Imagine, 300 years ago, when a person was asked how the world would look if it would grow to contain nearly seven billion people who all need to travel long distances to get to where they need to be on a daily basis. This person, stuck in their own paradigm, would imagine carriages drawn by horses littering the streets, the masses of farms needed to sustain such a huge population, the complete and utter chaos as the aristocracies of the world try to maintain order. Fast forward 300 years to today and notice that none of this is a problem; science and social progress has created a complete paradigm shift.

We don’t even need to look at centuries as a time scale to see things like this, Moore’s Law can be applied to society as a whole as we see accelerating change all over the world. Only twenty years ago, it was rare for a person to even know what the Internet was. Ten years ago, people had dial-up and ISDN connections to the Internet and were able to do basic tasks over it. Today, most people in the western world carry an Internet connection in their pocket on a daily basis and access Twitter, Facebook and their e-mail from wherever they want to be.

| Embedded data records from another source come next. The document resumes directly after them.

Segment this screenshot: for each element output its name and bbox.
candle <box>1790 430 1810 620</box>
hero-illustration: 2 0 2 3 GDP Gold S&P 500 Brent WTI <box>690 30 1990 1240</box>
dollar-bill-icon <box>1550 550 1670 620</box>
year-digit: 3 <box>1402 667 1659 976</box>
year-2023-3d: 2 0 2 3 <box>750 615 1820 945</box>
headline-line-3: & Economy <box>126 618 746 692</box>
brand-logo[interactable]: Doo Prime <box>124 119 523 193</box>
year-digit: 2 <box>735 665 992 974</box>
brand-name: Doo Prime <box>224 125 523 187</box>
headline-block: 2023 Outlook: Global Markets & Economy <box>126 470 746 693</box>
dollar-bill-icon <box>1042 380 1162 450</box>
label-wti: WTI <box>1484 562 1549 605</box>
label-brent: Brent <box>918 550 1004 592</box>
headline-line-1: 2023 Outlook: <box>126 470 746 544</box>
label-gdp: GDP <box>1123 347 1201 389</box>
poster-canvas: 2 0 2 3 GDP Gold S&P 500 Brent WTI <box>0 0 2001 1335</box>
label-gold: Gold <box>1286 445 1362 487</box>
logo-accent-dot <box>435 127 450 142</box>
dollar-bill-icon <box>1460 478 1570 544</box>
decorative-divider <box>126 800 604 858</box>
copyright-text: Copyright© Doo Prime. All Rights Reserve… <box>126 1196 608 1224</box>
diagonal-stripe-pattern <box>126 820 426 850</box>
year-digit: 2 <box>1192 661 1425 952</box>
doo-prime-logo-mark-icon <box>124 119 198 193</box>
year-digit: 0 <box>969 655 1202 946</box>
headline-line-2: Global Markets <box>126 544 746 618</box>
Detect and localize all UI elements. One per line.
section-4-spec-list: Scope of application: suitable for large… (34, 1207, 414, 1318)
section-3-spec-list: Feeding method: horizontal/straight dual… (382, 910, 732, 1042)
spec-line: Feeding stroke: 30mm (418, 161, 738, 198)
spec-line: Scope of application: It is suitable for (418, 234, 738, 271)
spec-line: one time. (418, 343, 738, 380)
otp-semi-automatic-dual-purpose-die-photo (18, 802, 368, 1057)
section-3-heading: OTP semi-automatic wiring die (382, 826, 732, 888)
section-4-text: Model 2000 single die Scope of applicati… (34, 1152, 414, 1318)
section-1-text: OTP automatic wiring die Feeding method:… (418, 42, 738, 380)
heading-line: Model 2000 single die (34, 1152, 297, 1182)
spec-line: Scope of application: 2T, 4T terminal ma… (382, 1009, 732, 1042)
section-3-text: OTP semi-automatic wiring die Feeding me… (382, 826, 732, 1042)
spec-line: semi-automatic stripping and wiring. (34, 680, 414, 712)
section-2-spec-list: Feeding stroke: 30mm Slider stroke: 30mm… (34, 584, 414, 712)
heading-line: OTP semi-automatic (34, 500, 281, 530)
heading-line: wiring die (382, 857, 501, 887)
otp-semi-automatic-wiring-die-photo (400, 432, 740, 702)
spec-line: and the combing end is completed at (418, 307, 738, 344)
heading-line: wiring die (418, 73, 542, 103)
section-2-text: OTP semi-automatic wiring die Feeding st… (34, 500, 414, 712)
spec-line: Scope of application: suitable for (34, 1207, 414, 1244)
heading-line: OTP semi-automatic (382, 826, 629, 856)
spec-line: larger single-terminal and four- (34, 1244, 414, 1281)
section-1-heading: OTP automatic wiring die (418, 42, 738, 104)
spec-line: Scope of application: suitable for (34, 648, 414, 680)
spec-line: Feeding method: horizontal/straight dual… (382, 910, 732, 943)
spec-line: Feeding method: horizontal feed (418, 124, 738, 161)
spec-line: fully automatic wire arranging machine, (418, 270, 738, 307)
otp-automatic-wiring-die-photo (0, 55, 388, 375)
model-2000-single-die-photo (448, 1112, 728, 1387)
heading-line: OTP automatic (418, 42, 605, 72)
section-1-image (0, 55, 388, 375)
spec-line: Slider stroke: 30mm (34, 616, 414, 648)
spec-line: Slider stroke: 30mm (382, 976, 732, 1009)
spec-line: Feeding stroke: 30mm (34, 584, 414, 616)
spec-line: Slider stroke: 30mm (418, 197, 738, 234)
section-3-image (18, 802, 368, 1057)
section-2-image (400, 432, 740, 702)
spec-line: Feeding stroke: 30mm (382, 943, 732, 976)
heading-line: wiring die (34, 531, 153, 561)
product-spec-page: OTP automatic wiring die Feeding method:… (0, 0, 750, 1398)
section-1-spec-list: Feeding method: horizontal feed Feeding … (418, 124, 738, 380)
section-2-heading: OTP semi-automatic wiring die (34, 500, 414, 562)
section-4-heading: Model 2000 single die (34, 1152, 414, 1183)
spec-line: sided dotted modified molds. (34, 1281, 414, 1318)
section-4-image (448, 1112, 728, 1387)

I was recollecting my dreams and hopes with a friend of mine yesterday. We both work within the telecom and datacom industries and remembered how we, ten years ago, dreamed about how Wireless LAN would be rolled out and be accessible to everybody everywhere, with maybe ten or twenty Megabit connections available to all! We can try to imagine what the ruling paradigm will be in ten years, but it’s almost impossible to do so today. We just have to wait and see or try to take part in changing the future.

What I suppose I’m trying to say is this. If you try to predict the future, try to step outside of your current paradigm.

Don’t expect the future to resemble the present in any way.